Par Josée Durocher

Cela fait sept ans que je vis à la même adresse. Sept ans à travailler derrière mon écran et mon clavier… à ne rencontrer que très peu de personnes parce que je ne suis pas toujours bien dans le monde. Devant les gens, ça va… mais dans le monde… C’est une chose que je déteste, que je crains et que j’évite le plus possible.

Et, tout pour nourrir mes peurs, il y a ma mère et mon fils qui font ce que moi je ne peux faire… comme aller à la pharmacie du coin! 

Sept années

Il y a sept ans, lorsque j’ai emménagé chez-moi, j’ai visité la pharmacie, et tout a très mal été. Elle était bondée de monde et, puisque les ordonnances sont toujours remises à l’arrière-boutique, le petit cubicule qui sert de salle d’attente était plein à craquer.

Ce jour-là, je me suis payé une crise d’angoisse mémorable… épique. Je n’y suis donc jamais retournée. C’est mon fils qui, la plupart du temps, va chercher ce dont j’ai besoin. Mais depuis quelques années, le fait de parler souvent par téléphone aux professionnels qui y travaillent m’a fait réaliser, de plus en plus, que j’éprouve certaines limitations qui me dérangent.

Un défi relevé

Je suis loin d’être courageuse, croyez-moi! Mais aujourd’hui, j’ignore pourquoi, j’ai pris la décision de m’y rendre accompagnée de mon fils et d’aller saluer les gens qui y travaillent. Je suis donc allée cueillir moi-même mes médicaments.

C’est encore toute tremblotante que je vous écris. Mes nerfs tombent peu à peu… mais j’ai réussi. J’ai relevé le pari que je me suis lancé. J’y suis allée et j’ai demandé mon ordonnance que j’avais fait préalablement préparer. C’est timide mais somme toute souriante que j’ai demandé ma commande.

Soudain, une femme s’est approchée et m’a demandé si j’étais bien moi. J’ai acquiescé, toujours souriante. Elle m’a tendu la main, et nous nous sommes serré la pince. Et ainsi de suite… les gens venaient à moi, me saluaient et me souriaient.

La vérité

J’ai pris mon courage à deux mains et j’ai dit, toujours le sourire aux lèvres, que c’était difficile pour moi de les visiter puisque je suis nerveuse et Asperger.

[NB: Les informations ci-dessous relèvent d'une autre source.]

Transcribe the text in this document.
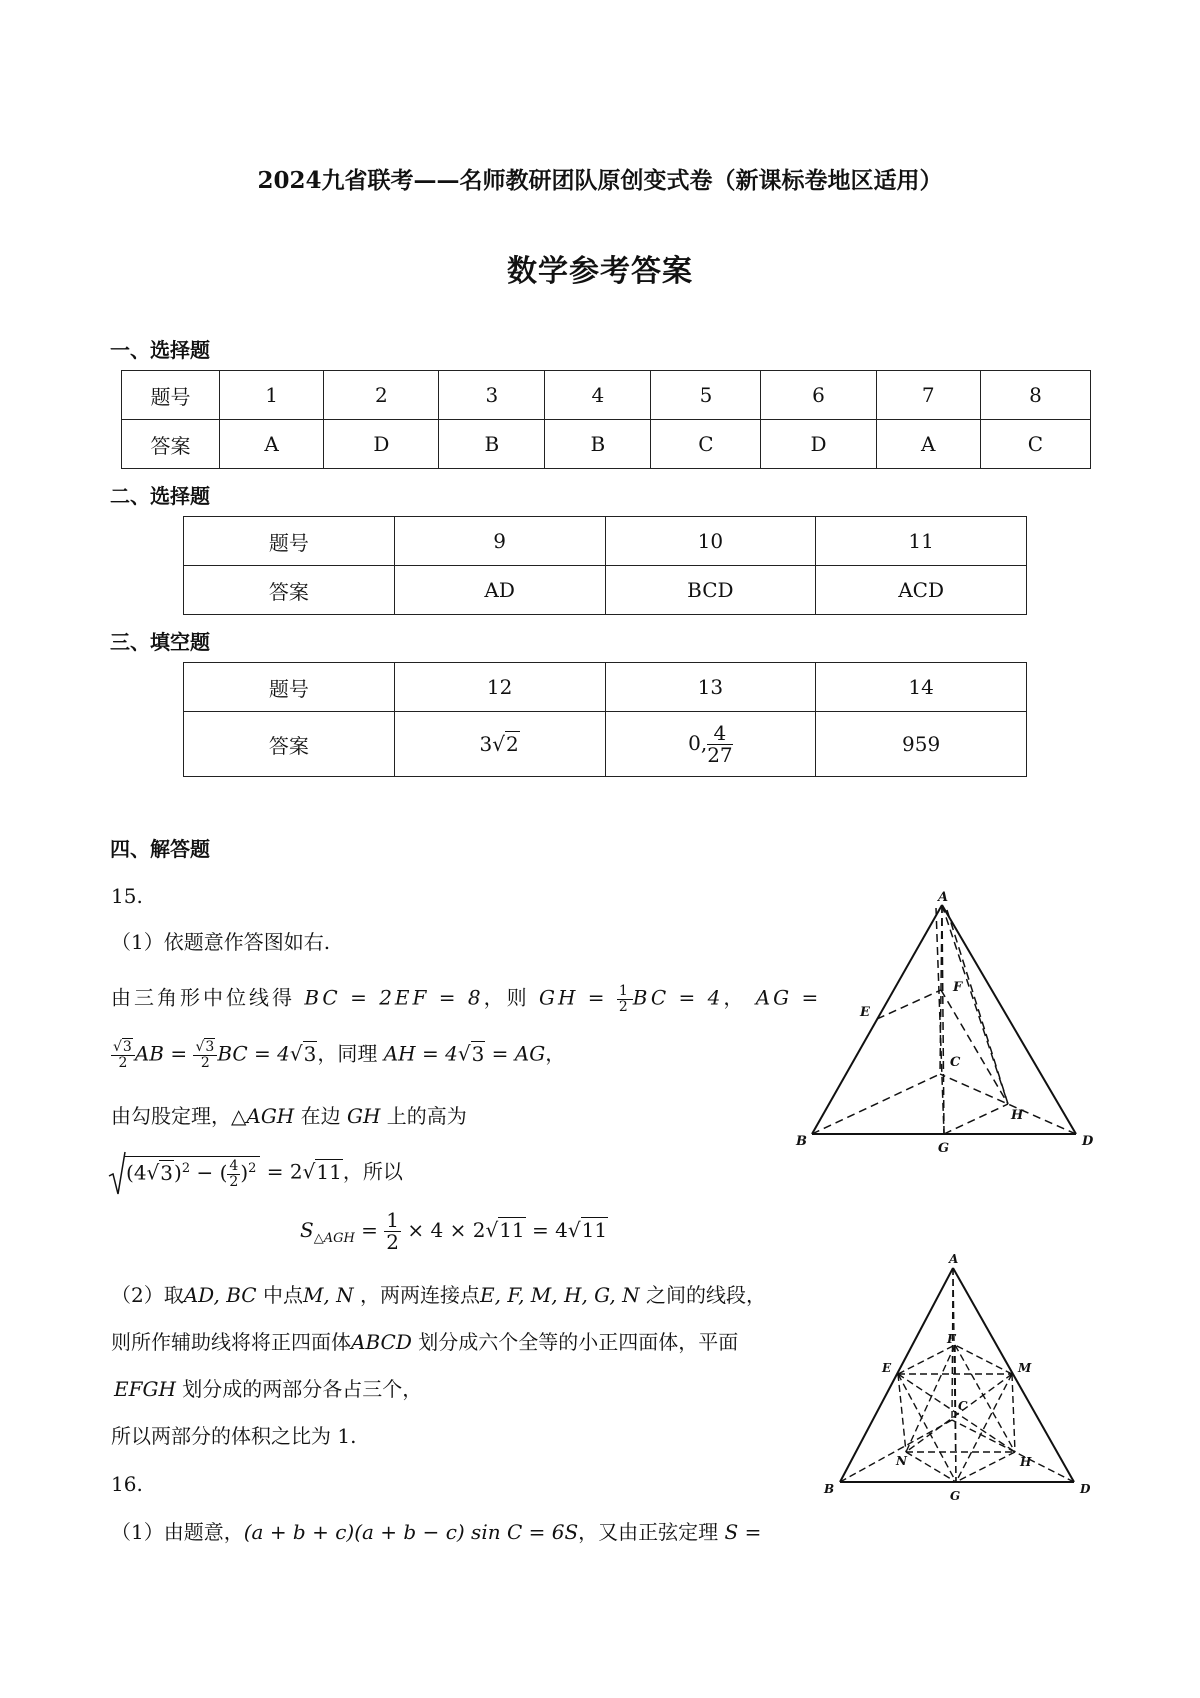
2024九省联考——名师教研团队原创变式卷（新课标卷地区适用）
数学参考答案
一、选择题
题号	1	2	3	4	5	6	7	8
答案	A	D	B	B	C	D	A	C
二、选择题
题号	9	10	11
答案	AD	BCD	ACD
三、填空题
题号	12	13	14
答案	3√2	0, $\frac{4}{27}$	959
四、解答题
15.
（1）依题意作答图如右.
由三角形中位线得 BC = 2EF = 8，则 GH = $\frac{1}{2}$ BC = 4， AG =
$\frac{√3}{2}$ AB = $\frac{√3}{2}$ BC = 4√3，同理 AH = 4√3 = AG，
由勾股定理，△AGH 在边 GH 上的高为
$(4√3)^2$ − ( $\frac{4}{2} )^2 = 2√11$，所以
$S_{\triangle AGH} = \frac{1}{2} \times 4 \times 2√11 = 4√11$
（2）取AD, BC 中点M, N ，两两连接点E, F, M, H, G, N 之间的线段，
则所作辅助线将将正四面体ABCD 划分成六个全等的小正四面体，平面
EFGH 划分成的两部分各占三个，
所以两部分的体积之比为 1.
16.
（1）由题意，(a + b + c)(a + b − c) sin C = 6S，又由正弦定理 S =
A
E
F
C
H
B	G	D
A
E
F
M
C
N	H
B	G	D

Bien oui, j’ai dit que je suis Asperger. On emploie de moins en moins ce terme, mais moi je l’aime et je trouve qu’il me définit bien.

Cette annonce a été non seulement comprise mais aussi agréablement reçue. J’aime mieux nommer mes limites et dire que je trouve cela difficile lorsque c’est le cas. Ainsi, je me sens comprise et acceptée.

Aujourd’hui, je vis une grande victoire sur mes peurs, sur l’inconfort et le connu. Pour certains, mon histoire se perd dans la mer d’histoires de beaucoup d’autres. Pour moi, c’est l’histoire du jour, de la semaine, voire du mois!

J’éprouve énormément de fierté à avoir accepté ce défi que je me suis lancé, un peu inconsciente de tout ce qui pourrait m’arriver. Mais j’ai bien fait puisque tout ce qui m’est arrivé est vraiment merveilleux!

En conclusion

Je suis, vous comprendrez bien, d’une humeur extraordinaire! Je suis si fière, si vous saviez!

Je souhaite relever d’autres défis du genre très bientôt. J’ai même hâte d’en relever de nouveaux. Et je vous souhaite, à vous tous qui nourrissez des peurs, qu’elles soient fondées ou non, de ne pas les laisser vous contrôler comme je laisse parfois les miennes me contrôler.

Et vous? Vous empêchez-vous de faire certaines activités ou tâches du quotidien à cause de l’anxiété et de la peur? Racontez-moi.